Jahrestagung 2017
Postkolonialismus und Missionstheologie:
Ansätze – Herausforderungen – Perspektiven
Zeit: 29.–31. März 2017
Ort: Phil.-Theol.
Hochschule Sankt Georgen, Frankfurt am Main
Spätestens seit dem Erscheinen von Frantz Fanons „Die Verdammten dieser Erde“ (1961) und Edward Saids Studie über den westlichen „Orientalismus“ (1978) ist die kritische Auseinandersetzung mit Geschichte, Struktur und Nachwirkungen des europäischen Kolonialismus ein zentrales Thema auch innerhalb westlicher Diskurse. Im angelsächsischen Raum haben sich davon ausgehend in den letzten Jahrzehnten die sogenannten „postcolonial studies“ als akademische Disziplin etabliert. Nach der Jahrtausendwende folgten in den USA erste Ansätze „postkolonialer Theologie“, vor allem innerhalb des protestantischen Bereichs.
Die Rezeption postkolonialen Denkens innerhalb der deutschsprachigen katholischen Theologie ist bislang erst sehr zögerlich erfolgt. Dies überrascht insofern, als die Auseinandersetzung mit Kolonialismus und Neokolonialismus für die aktuelle weltkirchliche Zusammenarbeit gerade in der katholischen Kirche als der globalsten Religionsgemeinschaft der Gegenwart eine entscheidende Rolle spielt und sowohl die Verstrickung der katholischen Kirche in den Kolonialismus als auch dessen Kritik (z. B. bei Antonio de Montesinos) so weit zurückreichen wie die Geschichte des Kolonialismus selbst. Die Notwendigkeit einer Auseinandersetzung innerhalb der deutschen Theologie drängt sich nicht zuletzt auch angesichts der deutschen Kolonialgeschichte auf.
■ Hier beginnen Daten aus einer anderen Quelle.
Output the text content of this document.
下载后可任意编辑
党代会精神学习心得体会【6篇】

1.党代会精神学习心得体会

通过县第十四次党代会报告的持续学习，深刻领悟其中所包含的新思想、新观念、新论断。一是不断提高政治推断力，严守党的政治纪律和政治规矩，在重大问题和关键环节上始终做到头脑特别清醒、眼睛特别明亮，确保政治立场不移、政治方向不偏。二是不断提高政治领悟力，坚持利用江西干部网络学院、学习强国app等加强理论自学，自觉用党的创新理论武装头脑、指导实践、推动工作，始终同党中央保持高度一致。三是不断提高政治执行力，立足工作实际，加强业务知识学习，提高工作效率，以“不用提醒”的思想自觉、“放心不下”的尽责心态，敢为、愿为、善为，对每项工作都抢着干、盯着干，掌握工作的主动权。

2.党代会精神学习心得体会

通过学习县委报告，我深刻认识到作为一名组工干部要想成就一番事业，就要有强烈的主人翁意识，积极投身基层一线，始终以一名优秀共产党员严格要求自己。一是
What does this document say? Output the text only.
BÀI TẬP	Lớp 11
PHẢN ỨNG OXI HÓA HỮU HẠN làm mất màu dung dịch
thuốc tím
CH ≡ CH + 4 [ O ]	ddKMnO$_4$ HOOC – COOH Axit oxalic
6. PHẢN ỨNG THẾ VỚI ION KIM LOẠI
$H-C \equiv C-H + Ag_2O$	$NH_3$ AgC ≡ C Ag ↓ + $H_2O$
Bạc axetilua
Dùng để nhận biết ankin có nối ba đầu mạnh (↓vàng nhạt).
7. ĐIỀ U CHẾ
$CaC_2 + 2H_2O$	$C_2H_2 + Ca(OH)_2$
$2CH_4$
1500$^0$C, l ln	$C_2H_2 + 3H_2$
Die kommende Jahrestagung möchte dieses Schweigen durch eine konstruktiv-kritische Auseinandersetzung ersetzen. Sie will sowohl eine Einführung in Geschichte, Ansätze und zentrale Konzepte postkolonialer Theorie bieten als auch die theologische und missionswissenschaftliche Relevanz postkolonialer Diskurse aufzeigen. Die Perspektive von postkolonialen Theoretikern/innen im engeren Sinn soll dabei ergänzt werden um Beiträge von Wissenschaftlern/innen, die zwar ebenfalls ausdrücklich auf post- bzw. neokoloniale Kontexte reflektieren, dabei jedoch an anderen Diskursen als den „postcolonial studies“ anknüpfen. Die Pluralität der unterschiedlichen weltkirchlichen Herausforderungssituationen sowie der unterschiedlichen theoretischen und theologischen Bezugspunkte post-, de- und antikolonialen Denkens soll dadurch in ein fruchtbares Gespräch gebracht werden.
Leitende Fragen der Jahrestagung sind unter anderen die nach dem Zusammenhang von (theologischem) Wissen und Macht, die Herausforderung der Entwicklung eines Missionsverständnisses unter den Bedingungen eines postkolonialen Kontextes, die vielschichtigen Verflechtungen von Christentum, Moderne und Kolonialismus sowie die Konsequenzen, die sich aus einem Ernstnehmen der kolonialen und neokolonialen Erfahrungen für die Gottesrede, die kirchliche Pastoral, das Verständnis der Bibel und die kirchliche Entwicklungszusammenarbeit ergeben.
Ziel der Tagung ist es, die Auseinandersetzung mit postkolonialer Theorie innerhalb der deutschsprachigen katholischen Theologie voranzutreiben, einen Austausch zwischen Erfahrungen unterschiedlicher postkolonialer Kontexte zu ermöglichen und daraus Perspektiven für die weltkirchliche Praxis in den jeweiligen Ländern zu gewinnen. Vertieft wird die Auseinandersetzung mit dem Thema in mehreren Workshops am zweiten Tag der Veranstaltung.